You continue earning money out of winning races and you still can buy vehicles to customize them with different colors, decals, performance parts, etc; but it's not hard to notice this ends up not being the game's central focus, as happened in the last two Need for Speed. The focus here are really the chases and the different aspects taken from it. Sure, the free roaming is cool, and the city in which the game takes place is pretty well designed, but it also feels shallow to just roam around doing absolutely nothing but drive, you can get in a police chase or trigger a race, but that can also be done through the menu by simply choosing to do so, start a pursuit or go directly to a race, without the need to keep driving around until you find something. The right to just roll the streets can be a good thing because you get to know the map, and that kind of knowledge in a chase could be a valuable triumph since every time you get involved in a chase you need to successfully evade it for the completed objectives related to milestones during the chase to be counted, and not get your car held by the authorities. To help you with that, you have the pursuit breakers, which are strategically placed locations where you can pass through to cause some kind of "situation" in your favor, for instance, if you have a lot of cops on your back and your life is already living hell, you can simply drive through a gas station to make it blow making the cops go straight to hell. Of course you need to have the cops near you when you trigger these places, there are a lot of them scattered around the city, and the locations are marked on your displayed map.

If you've had enough of the career mode you still have the Challenge Mode at your disposal.

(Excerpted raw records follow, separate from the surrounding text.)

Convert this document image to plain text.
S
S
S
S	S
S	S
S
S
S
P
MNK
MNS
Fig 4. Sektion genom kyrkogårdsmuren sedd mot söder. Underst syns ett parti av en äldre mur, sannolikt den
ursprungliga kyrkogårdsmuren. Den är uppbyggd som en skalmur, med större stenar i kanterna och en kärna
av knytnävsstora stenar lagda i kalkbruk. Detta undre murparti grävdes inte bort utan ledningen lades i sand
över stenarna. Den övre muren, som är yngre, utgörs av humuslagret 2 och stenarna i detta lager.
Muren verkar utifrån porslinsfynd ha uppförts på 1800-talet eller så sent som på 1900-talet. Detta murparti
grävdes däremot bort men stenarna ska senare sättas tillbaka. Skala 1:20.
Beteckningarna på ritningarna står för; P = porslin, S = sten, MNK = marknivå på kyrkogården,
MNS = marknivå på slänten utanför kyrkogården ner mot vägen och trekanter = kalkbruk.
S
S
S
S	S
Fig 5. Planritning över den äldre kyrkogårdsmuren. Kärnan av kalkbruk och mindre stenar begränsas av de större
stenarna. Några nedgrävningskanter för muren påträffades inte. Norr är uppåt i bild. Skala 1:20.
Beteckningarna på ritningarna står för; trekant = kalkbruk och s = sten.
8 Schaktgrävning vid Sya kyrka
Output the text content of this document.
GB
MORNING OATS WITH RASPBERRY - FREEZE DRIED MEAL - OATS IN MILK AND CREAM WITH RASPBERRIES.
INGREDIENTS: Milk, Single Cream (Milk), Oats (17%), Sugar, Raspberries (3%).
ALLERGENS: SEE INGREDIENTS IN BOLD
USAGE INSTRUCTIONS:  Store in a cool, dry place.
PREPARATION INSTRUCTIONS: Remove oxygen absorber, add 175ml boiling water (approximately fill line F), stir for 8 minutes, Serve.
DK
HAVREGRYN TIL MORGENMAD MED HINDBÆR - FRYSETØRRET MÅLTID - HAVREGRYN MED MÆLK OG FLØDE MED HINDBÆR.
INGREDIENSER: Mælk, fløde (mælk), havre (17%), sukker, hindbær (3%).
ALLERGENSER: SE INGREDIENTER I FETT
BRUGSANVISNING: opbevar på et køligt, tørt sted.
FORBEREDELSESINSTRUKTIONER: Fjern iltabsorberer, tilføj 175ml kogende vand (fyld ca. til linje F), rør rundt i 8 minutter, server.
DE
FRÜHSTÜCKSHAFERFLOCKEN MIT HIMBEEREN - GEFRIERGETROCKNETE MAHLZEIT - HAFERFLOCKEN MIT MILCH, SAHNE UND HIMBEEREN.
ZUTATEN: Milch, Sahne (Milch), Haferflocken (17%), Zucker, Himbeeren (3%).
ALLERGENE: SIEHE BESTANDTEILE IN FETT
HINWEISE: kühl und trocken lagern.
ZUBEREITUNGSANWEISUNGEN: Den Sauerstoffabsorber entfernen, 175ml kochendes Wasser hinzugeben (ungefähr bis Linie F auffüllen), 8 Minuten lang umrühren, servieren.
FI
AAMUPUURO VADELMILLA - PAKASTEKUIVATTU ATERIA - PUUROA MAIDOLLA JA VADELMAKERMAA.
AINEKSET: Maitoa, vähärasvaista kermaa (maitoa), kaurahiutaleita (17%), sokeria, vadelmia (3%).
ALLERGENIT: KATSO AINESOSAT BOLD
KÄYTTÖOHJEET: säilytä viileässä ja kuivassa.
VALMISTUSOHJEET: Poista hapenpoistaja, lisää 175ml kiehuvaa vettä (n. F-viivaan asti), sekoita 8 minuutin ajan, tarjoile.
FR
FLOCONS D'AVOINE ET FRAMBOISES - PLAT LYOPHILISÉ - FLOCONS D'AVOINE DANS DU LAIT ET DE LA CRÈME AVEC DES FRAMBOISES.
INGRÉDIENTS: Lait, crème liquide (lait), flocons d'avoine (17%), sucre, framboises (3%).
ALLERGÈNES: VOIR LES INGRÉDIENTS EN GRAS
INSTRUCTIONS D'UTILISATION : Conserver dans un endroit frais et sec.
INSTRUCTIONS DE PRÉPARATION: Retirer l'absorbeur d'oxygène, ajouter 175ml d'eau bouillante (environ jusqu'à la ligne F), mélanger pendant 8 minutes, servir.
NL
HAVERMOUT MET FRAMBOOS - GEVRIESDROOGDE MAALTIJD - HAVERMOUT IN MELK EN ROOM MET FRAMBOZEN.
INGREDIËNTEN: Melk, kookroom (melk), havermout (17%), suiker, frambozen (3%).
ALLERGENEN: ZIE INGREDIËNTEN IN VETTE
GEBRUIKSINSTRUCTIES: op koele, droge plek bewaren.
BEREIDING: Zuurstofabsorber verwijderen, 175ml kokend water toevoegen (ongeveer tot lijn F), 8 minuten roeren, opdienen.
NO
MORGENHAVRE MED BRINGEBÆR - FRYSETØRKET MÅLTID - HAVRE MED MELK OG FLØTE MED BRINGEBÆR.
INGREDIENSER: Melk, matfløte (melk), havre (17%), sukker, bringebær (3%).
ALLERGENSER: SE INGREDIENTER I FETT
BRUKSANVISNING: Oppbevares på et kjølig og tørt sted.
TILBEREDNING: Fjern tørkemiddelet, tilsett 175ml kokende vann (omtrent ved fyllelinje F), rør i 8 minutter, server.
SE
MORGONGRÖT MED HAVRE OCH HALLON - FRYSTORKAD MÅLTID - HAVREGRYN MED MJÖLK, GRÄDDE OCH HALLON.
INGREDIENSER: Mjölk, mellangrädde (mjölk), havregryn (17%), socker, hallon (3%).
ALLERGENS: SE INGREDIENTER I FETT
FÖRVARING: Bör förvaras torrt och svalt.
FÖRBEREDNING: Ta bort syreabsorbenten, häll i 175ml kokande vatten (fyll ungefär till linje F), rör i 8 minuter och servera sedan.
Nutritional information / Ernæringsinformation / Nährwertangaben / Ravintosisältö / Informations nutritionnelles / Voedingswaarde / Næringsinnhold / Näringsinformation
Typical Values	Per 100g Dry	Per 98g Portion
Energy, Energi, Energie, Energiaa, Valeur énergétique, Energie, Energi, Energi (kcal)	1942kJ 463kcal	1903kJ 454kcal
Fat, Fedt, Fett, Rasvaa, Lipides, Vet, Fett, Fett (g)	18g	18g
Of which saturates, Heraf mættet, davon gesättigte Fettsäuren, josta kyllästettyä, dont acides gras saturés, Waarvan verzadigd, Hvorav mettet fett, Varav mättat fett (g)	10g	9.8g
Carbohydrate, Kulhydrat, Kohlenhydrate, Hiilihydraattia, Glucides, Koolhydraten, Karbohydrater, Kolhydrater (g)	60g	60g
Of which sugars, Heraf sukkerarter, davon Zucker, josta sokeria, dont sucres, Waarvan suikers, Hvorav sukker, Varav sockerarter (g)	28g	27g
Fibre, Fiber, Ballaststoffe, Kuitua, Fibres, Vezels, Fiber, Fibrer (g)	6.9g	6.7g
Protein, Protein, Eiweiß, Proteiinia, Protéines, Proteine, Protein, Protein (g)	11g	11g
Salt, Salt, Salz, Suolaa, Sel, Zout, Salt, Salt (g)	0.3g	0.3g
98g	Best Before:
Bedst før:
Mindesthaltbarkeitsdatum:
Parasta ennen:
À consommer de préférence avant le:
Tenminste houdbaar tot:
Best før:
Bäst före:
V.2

Nothing really new here, just a selection of challenges for you to perform, everything related to racing and pursuits -- which doesn't sound much encouraging for those searching something, even the slightest, different from what you do in the career, more for those done with the career mode and looking for more of the same. Still, it is required if you are a completionist, and if you found the game the least fun I'm sure it wouldn't hurt to add some more gameplay time. Actually, making a game last is never a bad thing. But if you're really a completionist you also have the rap sheet to worry about, which lists the a ranking with the best racers -- or worst racers? -- in categories like who had the longest chase or who took down the most police patrols in chases. You still have the challenge of trying to come first in every ranking of the sheet, also not an easy job.

If you're fan of the Need for Speed franchise this is an easy recommendation, it might very well be the most well-developed game in the franchise yet, bringing back the police chases and adding a whole new dimension of gameplay mechanics. For racing fans looking for pure racing with nothing fancy on the side should be aware that the chases aren't skippable and actually required. The high difficulty is mostly thanks to the police pursuits which can very well turn out frustrating to some, the racing part is solid as ever, never giving much attention to what's possible or what's not when driving the cars, no simulation here folks, to a point where your car never gets damaged, after all it would be even more frustrating in pursuits. The career mode will hold you long enough, and the challenge mode will keep you busy for a little more if you choose so. A solid game recommendable to anyone up for a good challenge.